The East Coast was hit with a blizzard this weekend, and here in Baltimore we ended up with a record-breaking snowfall of over two feet. What started out as a beautiful winter wonderland has quickly become a huge inconvenience: many of the streets and sidewalks are still buried, and travel is near impossible in some areas. Needless to say, I did not leave my apartment for a couple days! Being snowed in meant a lot of sitting around, and although I was mindful about keeping my leg elevated, I still noticed a change in how it felt.
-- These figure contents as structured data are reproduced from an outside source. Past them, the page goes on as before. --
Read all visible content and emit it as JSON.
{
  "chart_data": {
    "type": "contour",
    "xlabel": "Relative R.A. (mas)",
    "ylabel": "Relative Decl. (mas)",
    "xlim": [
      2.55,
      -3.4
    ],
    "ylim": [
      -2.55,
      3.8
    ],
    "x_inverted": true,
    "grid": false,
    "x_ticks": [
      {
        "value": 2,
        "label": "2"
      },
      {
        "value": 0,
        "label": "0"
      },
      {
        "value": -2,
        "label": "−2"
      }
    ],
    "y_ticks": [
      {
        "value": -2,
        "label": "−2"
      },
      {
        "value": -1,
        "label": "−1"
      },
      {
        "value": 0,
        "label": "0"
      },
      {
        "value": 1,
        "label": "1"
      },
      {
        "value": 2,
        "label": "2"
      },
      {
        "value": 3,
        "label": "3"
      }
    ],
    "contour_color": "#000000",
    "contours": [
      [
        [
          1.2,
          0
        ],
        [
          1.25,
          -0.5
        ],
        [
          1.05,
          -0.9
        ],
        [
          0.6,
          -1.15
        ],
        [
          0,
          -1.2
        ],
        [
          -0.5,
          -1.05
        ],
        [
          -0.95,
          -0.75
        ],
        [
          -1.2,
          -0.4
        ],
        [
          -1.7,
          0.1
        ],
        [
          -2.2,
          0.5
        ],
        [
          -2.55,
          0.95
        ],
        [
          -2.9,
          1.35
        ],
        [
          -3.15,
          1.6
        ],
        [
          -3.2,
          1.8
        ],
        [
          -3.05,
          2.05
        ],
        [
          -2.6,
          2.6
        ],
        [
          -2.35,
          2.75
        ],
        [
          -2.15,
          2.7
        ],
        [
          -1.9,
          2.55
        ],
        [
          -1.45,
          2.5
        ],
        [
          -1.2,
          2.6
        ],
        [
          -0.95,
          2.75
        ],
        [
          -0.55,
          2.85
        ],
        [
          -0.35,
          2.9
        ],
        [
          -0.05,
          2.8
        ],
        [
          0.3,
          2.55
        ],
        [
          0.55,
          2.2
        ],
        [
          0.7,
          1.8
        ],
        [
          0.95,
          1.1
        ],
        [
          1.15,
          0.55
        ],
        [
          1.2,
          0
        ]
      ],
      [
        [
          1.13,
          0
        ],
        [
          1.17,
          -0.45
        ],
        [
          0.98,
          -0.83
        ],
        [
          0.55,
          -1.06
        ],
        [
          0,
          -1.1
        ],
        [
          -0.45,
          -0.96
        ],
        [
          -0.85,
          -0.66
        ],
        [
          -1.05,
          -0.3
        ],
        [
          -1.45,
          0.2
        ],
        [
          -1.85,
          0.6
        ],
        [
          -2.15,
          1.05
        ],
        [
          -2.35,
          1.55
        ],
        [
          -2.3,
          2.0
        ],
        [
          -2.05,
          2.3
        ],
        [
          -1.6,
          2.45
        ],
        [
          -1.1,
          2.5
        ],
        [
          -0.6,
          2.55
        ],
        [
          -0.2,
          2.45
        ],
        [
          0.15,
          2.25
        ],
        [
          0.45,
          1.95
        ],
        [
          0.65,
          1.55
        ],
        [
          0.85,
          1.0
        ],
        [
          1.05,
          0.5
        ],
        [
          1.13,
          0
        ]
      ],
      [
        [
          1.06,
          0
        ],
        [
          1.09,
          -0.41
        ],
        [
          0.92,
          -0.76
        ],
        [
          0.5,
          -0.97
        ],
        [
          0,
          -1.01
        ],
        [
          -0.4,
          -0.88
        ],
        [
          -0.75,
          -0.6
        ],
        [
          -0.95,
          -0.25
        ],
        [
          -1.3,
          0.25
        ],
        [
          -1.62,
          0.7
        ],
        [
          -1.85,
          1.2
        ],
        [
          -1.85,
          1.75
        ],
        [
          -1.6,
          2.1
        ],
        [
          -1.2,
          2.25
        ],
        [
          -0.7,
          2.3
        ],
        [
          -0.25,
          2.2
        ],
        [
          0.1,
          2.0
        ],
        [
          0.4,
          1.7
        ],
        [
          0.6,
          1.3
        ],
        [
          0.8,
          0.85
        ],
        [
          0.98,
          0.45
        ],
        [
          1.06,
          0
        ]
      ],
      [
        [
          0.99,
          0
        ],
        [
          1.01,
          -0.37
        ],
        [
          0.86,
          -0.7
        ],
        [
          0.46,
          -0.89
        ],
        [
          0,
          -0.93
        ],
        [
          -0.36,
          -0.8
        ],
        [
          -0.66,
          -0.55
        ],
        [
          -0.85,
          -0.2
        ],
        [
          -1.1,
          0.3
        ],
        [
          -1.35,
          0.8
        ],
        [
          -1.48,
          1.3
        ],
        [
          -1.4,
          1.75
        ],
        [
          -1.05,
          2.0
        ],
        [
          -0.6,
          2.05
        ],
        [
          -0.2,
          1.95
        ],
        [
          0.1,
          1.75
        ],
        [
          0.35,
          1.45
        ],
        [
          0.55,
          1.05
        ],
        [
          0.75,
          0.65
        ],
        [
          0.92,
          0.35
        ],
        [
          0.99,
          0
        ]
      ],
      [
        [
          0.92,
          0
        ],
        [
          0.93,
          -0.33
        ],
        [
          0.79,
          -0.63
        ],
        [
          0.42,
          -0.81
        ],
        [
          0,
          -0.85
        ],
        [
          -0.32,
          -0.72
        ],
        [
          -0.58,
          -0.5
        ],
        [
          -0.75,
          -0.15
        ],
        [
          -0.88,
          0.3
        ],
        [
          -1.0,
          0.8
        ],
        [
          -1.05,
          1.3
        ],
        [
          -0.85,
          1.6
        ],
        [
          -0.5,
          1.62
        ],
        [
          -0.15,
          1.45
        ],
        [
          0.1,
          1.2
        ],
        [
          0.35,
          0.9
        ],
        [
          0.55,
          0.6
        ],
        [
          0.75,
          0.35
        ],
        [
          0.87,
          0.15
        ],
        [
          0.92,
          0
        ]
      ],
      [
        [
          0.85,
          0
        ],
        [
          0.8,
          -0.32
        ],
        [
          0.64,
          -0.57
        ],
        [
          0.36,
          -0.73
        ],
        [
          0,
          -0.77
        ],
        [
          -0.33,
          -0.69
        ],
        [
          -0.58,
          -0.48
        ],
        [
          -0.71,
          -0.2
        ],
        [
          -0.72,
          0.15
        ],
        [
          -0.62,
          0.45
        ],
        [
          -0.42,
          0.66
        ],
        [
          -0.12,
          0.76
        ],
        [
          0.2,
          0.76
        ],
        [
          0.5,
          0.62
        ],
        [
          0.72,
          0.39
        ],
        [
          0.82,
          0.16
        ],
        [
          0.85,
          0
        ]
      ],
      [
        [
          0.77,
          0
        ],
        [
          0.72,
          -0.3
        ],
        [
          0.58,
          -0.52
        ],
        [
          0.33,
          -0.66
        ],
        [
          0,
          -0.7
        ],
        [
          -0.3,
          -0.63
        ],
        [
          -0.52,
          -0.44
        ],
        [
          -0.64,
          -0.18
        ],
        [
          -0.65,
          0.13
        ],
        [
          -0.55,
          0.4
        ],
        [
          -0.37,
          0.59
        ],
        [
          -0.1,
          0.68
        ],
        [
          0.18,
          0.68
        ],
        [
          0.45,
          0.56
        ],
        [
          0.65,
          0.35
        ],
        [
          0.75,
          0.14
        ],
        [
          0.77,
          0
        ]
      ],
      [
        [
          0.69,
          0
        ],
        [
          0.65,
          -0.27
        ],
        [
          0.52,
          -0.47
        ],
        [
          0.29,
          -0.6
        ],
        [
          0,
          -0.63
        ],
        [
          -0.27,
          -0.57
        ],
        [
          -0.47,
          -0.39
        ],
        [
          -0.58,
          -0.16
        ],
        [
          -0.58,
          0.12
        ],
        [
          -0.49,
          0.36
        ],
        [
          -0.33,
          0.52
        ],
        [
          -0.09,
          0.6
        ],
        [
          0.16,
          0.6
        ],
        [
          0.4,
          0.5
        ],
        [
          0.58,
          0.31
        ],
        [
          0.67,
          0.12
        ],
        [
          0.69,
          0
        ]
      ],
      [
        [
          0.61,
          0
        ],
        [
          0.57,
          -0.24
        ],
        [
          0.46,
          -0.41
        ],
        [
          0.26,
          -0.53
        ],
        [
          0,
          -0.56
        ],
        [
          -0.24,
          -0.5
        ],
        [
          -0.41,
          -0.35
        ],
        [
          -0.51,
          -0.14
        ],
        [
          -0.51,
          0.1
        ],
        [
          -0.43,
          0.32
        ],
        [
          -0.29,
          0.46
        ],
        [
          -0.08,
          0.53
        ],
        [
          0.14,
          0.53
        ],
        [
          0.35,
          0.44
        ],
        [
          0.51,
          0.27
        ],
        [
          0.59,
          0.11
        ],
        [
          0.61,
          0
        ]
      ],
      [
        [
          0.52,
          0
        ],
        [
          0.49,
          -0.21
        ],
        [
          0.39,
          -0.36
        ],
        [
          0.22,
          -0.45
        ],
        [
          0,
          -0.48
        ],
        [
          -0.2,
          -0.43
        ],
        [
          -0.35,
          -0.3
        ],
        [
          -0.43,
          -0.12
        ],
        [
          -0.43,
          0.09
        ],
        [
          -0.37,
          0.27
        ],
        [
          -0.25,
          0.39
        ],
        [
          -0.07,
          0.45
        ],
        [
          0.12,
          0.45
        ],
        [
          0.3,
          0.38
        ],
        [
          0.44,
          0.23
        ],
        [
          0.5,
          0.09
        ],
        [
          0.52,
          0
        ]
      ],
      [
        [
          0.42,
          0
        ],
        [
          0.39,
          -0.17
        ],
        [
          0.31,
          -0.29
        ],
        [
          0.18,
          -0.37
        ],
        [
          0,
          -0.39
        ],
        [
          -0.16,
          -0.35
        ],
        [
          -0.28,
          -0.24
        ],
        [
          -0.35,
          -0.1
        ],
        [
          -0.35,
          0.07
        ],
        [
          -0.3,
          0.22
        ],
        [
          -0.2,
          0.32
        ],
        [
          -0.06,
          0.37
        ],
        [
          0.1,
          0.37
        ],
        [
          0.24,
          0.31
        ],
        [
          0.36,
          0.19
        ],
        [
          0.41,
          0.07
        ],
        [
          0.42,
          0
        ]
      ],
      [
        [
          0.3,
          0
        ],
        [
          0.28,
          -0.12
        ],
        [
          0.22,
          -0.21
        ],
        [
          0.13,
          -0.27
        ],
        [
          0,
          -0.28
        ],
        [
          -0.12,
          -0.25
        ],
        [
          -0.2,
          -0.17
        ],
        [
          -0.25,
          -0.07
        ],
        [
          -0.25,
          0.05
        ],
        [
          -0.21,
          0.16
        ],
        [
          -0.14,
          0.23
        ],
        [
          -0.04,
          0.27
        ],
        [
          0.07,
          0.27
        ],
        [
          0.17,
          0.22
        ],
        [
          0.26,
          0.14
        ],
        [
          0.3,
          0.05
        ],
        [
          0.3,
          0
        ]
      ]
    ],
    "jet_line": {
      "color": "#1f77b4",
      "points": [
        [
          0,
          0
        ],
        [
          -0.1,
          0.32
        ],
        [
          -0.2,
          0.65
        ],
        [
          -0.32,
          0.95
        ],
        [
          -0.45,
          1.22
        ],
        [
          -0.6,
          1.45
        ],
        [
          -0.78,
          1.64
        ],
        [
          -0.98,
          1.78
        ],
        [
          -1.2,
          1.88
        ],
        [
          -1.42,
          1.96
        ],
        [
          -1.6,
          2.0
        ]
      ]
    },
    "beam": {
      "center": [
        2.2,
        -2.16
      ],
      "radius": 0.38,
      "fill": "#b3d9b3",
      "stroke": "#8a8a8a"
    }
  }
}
My lymphedema leg has felt dense all weekend, and even though my leg didn’t look any more swollen than usual, it sure felt like it; it was as though the lymph fluid was all backed up and my right leg was about three times heavier than my left one. I’ll admit I haven’t been wearing my compression stockings—just the night garment—and this lack of self-care coupled with my sitting on the couch binge-watching Netflix these past few days sure hasn’t helped!

alexa-the-lymphie-life-blizzard-2016-selfie
Me, in a nearby park post-blizzard!

My leg felt so clogged because it was: my lymph wasn’t flowing like it should due to my inactivity. Our lymphatic system is a lot like our main circulatory system minus one crucial thing: there’s no pump! The heart acts as a pump for the cardiovascular system, moving blood in a continuous loop around the body, but the lymphatic system is passive—it needs a push from actions like deep breathing, manual lymph drainage massage, or the movement of nearby muscles and blood vessels to get the fluid flowing and to remove toxins.

Because our lymphatic systems are damaged, they need that much extra help in getting things circulating. It’s incredibly important we stay active and move our bodies so as to facilitate healthy lymph flow, whether it’s a thirty minute walk or fifteen minutes gently bouncing on a mini-trampoline. Wearing compression garments during exercise helps pump the fluid and move it through the lymphatic system, and performing manual lymph drainage beforehand opens up these channels for easier flow.

The snow finally stopped on Sunday, and I ventured outside with a couple friends to explore our freshly blanketed neighborhood. It felt good to get moving, and trekking through two feet of snow proved to be a great workout! I don’t know if it was the crisp post-blizzard air or the happy exhaustion that only climbing through giant snowbanks brings, but I felt a lot better physically and mentally. I went out again the next day, too!

I’ve realized it’s best for my health when I get some fresh air and get walking. Obviously, it can be a little dangerous as not all sidewalks (or even side streets) are cleared, and there are patches of ice to watch out for, so be sure to exercise caution should you venture out in the snow!

alexa-lymphie-life-blizzard-2016-gif
Woo hoo!!

PS: You don’t need to go outside to get your lymphatic system moving! Click here to see some decongestive exercises you can do indoors as well.

Were any of you affected by the blizzard? How did you stay elevated (and warm!) during the snow storm?

2 comments on “Walking in a Winter Wonderland

  1. Leslie Lawton

    Hi Alexa! Thank you so much for your helpful and inspiring blog. I was wondering about the stocking you are wearing on your profile picture. I have never seen one with the toes. Can you tell me where I can go to find them? My therapist has never seen them either, thank you!